这个理由实在撇脚,偌大的房子,平时大部分时间都是在她一个人在住,何来害怕一说。
谈别序搬着电脑到餐厅。
沈清梨抿唇偷笑。
吹好头发,她坐到谈别序对面用餐。只是吃了两口,她又停下来看他,如此反复几次,谈别序终于抬头,问:“怎么了?”
沈清梨夹起面条:“消耗了那么多体力,真不吃点?”
这回他笑意明显也清晰了些:“吃饱了有力气继续?”
得。
她就是多嘴问一句。
沈清梨再不搭理他,埋头默默吃面。
安静的餐厅,沈清梨在慢吞吞吃面,谈别序在工作,偶尔他会敲键盘。
沈清梨想,如果有那么一刻说她很热爱工作,大概就是谈别序坐在她对面敲击键盘时的严肃正经模样。
那一下下的键盘声,大多时候都是落在她心上的音符。
夜里两点过半,两人上床睡觉。
谈别序这人不止为人板正有秩序,就连睡觉也是。
沈清梨躺了一会,没忍住,悄摸摸地往他身旁挪,不多时她抵达他身旁,先是用手揽住他的腰,然后抬脚钻进他双腿中。
很杂乱没有条理的一个睡姿。
谈别序淡淡说:“下去。
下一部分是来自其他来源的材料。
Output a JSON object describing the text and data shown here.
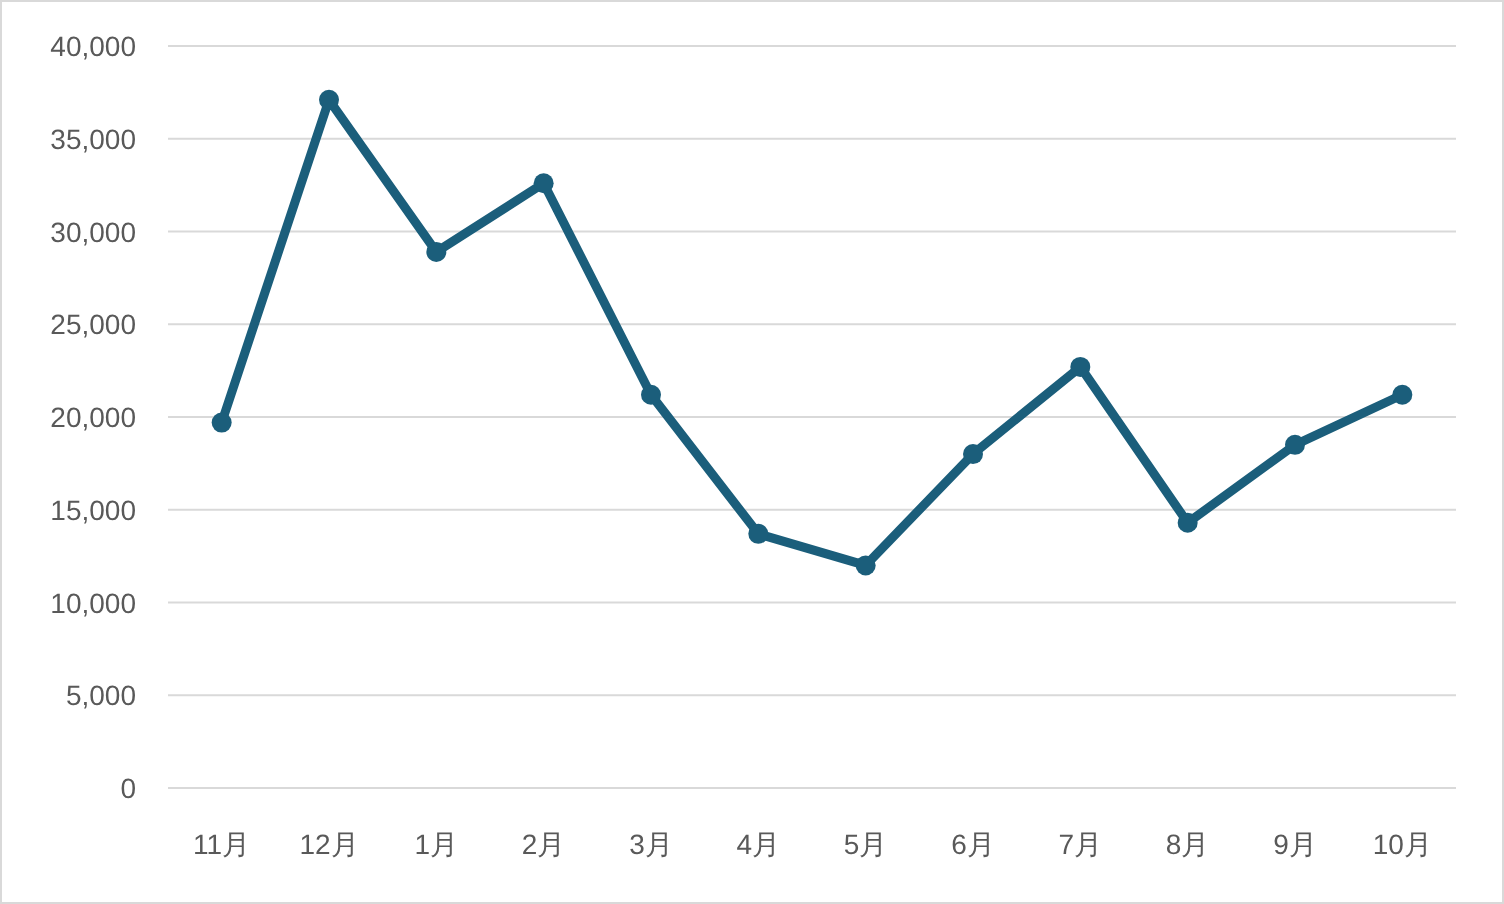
{
  "chart_data": {
    "type": "line",
    "categories": [
      "11月",
      "12月",
      "1月",
      "2月",
      "3月",
      "4月",
      "5月",
      "6月",
      "7月",
      "8月",
      "9月",
      "10月"
    ],
    "series": [
      {
        "color": "#1b5e7b",
        "values": [
          19700,
          37100,
          28900,
          32600,
          21200,
          13700,
          12000,
          18000,
          22700,
          14300,
          18500,
          21200
        ]
      }
    ],
    "ylim": [
      0,
      40000
    ],
    "yticks": [
      0,
      {
        "value": 5000,
        "label": "5,000"
      },
      {
        "value": 10000,
        "label": "10,000"
      },
      {
        "value": 15000,
        "label": "15,000"
      },
      {
        "value": 20000,
        "label": "20,000"
      },
      {
        "value": 25000,
        "label": "25,000"
      },
      {
        "value": 30000,
        "label": "30,000"
      },
      {
        "value": 35000,
        "label": "35,000"
      },
      {
        "value": 40000,
        "label": "40,000"
      }
    ],
    "grid": "y",
    "marker": "circle",
    "line_style": "solid"
  }
}
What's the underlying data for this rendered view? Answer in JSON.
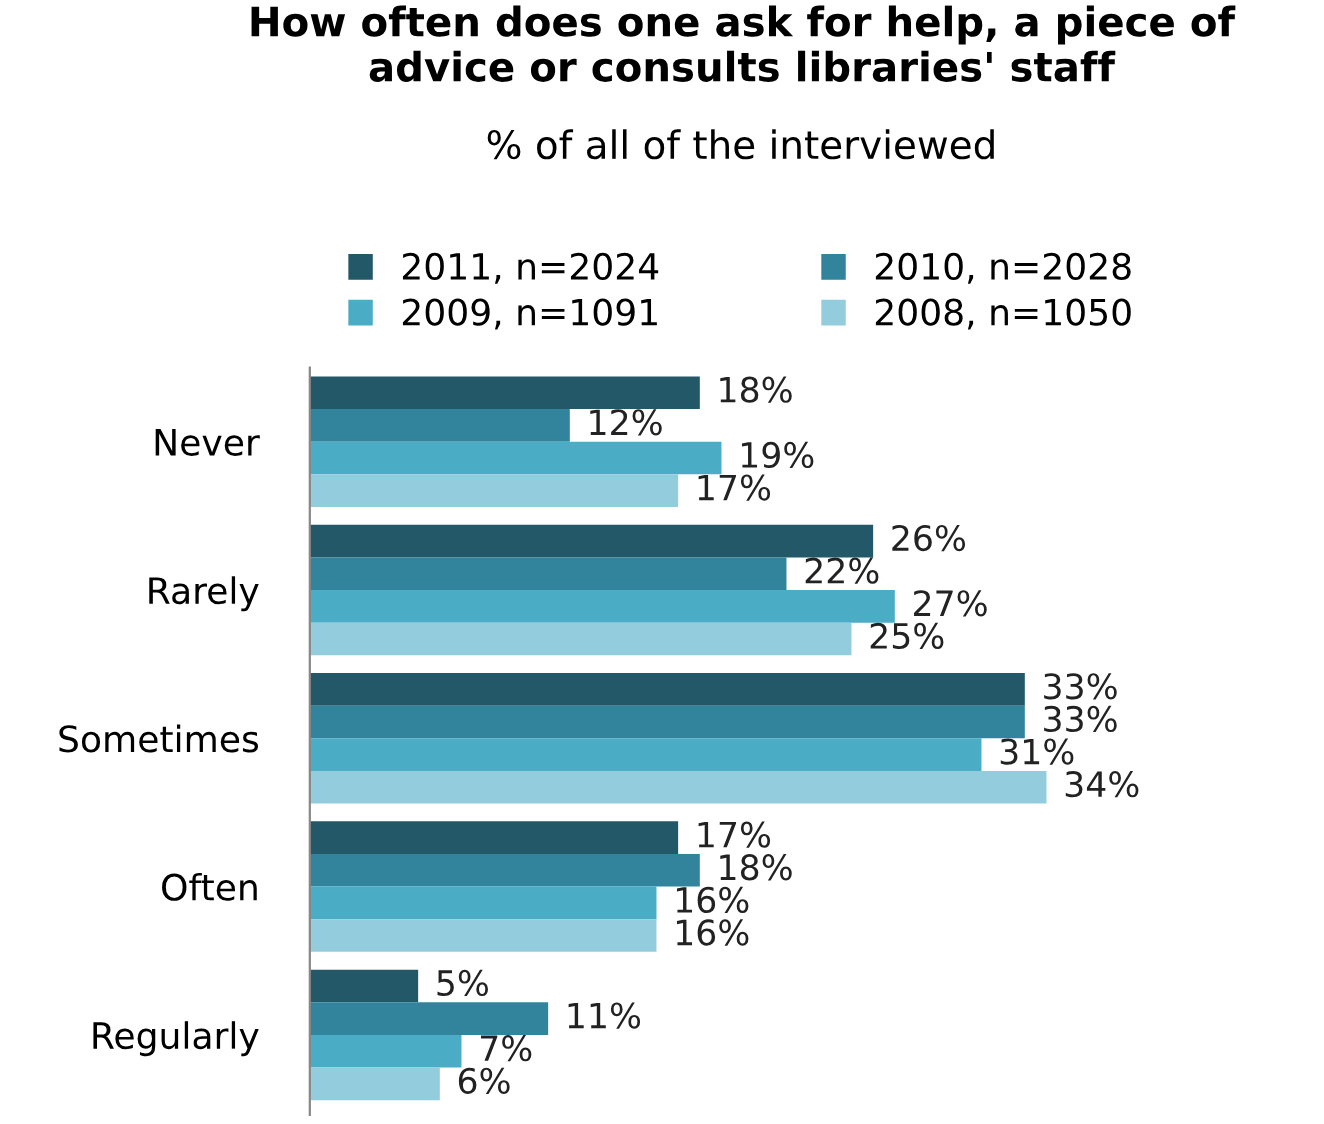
{
  "chart_data": {
    "type": "bar",
    "orientation": "horizontal",
    "title": "How often does one ask for help, a piece of\nadvice or consults libraries' staff",
    "subtitle": "% of all of the interviewed",
    "categories": [
      "Never",
      "Rarely",
      "Sometimes",
      "Often",
      "Regularly"
    ],
    "series": [
      {
        "name": "2011, n=2024",
        "color": "#225868",
        "values": [
          18,
          26,
          33,
          17,
          5
        ],
        "value_labels": [
          "18%",
          "26%",
          "33%",
          "17%",
          "5%"
        ]
      },
      {
        "name": "2010, n=2028",
        "color": "#31849b",
        "values": [
          12,
          22,
          33,
          18,
          11
        ],
        "value_labels": [
          "12%",
          "22%",
          "33%",
          "18%",
          "11%"
        ]
      },
      {
        "name": "2009, n=1091",
        "color": "#4bacc6",
        "values": [
          19,
          27,
          31,
          16,
          7
        ],
        "value_labels": [
          "19%",
          "27%",
          "31%",
          "16%",
          "7%"
        ]
      },
      {
        "name": "2008, n=1050",
        "color": "#93cddd",
        "values": [
          17,
          25,
          34,
          16,
          6
        ],
        "value_labels": [
          "17%",
          "25%",
          "34%",
          "16%",
          "6%"
        ]
      }
    ],
    "legend": "top",
    "grid": false
  }
}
”
沈清梨说:“夜太深了,我害怕。”
他再次强调:“躺好。”
连抗拒的言语都这么吝啬,沈清梨不管不顾抱紧他,说:“就不能多说一个字?”
谈别序声音依旧冷淡:“多说了你就能照做?”
那显然是不能的。
要是她那么听话,她能和他保持着这种无人知晓的关系到现在?
沈清梨说:“我没抱着人睡不习惯。”
谈别序没回她,只是掀开被子下床。
嗯?
生气了?
不应该啊。
谈别序走出卧室,没一会抱着两个大玩偶回来,分别是一个大梨子和长条大兔子。他让沈清梨选择要抱着哪个睡觉。
沈清梨不可置信地看着他:“你确定?”
谈别序点头,淡声说:“选一个。”
他态度何其认真,一点也没有开玩笑的意思。
良久,沈清梨重重哼了声,“谈别序,你哄不好我了。”话落,她抱过那只长条大兔子,背对着他躺下。
谈别序看了看她,没说什么,只是将大梨子放回隔壁小书房,再次回到卧室,床上的人仍是保持适才背对他躺的姿势,有种不哄就不转身的意味。
他看了看,并没有做什么,更没有哄她,只是上床躺下,而后关掉卧室的灯。